Although CDF was developed as a computationally less costly alternative to the factor forest (Goretzko & Bühner, 2020), it takes substantially more time to conduct CDF than the classical CD approach. In a serial computation, CDF with \(N_{rep} = 5000\) and \(N_{population} = 25,000\) applied to empirical data with \(N = 500\) and 35 manifest variables can take around 25–30 min depending on the computer system.Footnote 8 This is considerably slower than other commonly used factor retention criteria. Future research could focus on improving the performance of CDF both in terms of its accuracy (e.g., introducing new features that improve the predictions of the internal random forest implementation, implementing an option that allows for hyperparameter tuning of the random forest) and with regard to its computational speed (e.g., parallelization, exclusion of features without predictive power). One promising way to develop new features that might improve the performance of CDF could be integrating other common factor retention criteria. In doing so, simulation-based approaches (such as parallel analysis) may be too computationally costly, but methods such as the minimum average partial test (MAP, Velicer, 1976) or the non-graphical scree test (Raîche, Walls, Magis, Riopel, & Blais, 2013) could be tried as features within CDF to increase its predictive performance. Future research on CDF may also evaluate its performance for various other data conditions (e.g., non-normal data, missing data, etc.) and compare it to other state-of-the-art factor retention criteria. Additional analyses (reported in the online supplemental material) indicate that CDF may provide more robust results with ordinal data (especially if the number of categories is comparably large) than common non-simulation-based methods. However, the respective results are only based on very narrow data conditions and thus have to be interpreted rather carefully. Future research should expand the simulation design in this paper and evaluate both comparison data approaches under much broader conditions that are typical for psychological research.
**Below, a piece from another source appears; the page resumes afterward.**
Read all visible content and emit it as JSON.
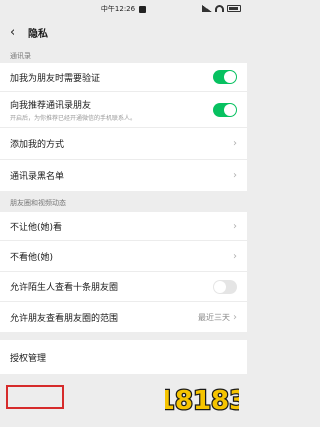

Older methods for determining the number of factors to retain in an EFA, such as Kaiser’s criterion or the subjective examination of a scree plot, eventually gave way to the demonstrably superior performance of parallel analysis, which entails the generation of artificial comparison data to provide reference eigenvalues. The comparison data approach builds on this to provide even more useful reference eigenvalues (by holding constant the distributionsFootnote 9 and correlations among items) and to provide sequential tests between structural models with increasing numbers of factors. The comparison data forest builds on this to take advantage of machine learning capabilities to examine even more data features when identifying the number of factors to retain. These simulation-intensive approaches enhance accuracy, are now feasible to implement in research on psychological assessment, and may be improved further by refining (through empirically tested expansion and pruning) the set of additional features to train the machine learning algorithm.

Open Practices Statement

This article does not contain any empirical data. No preregistration was created. All R-code to run the simulation study in this paper (and to apply the new method) is presented in the supplemental material.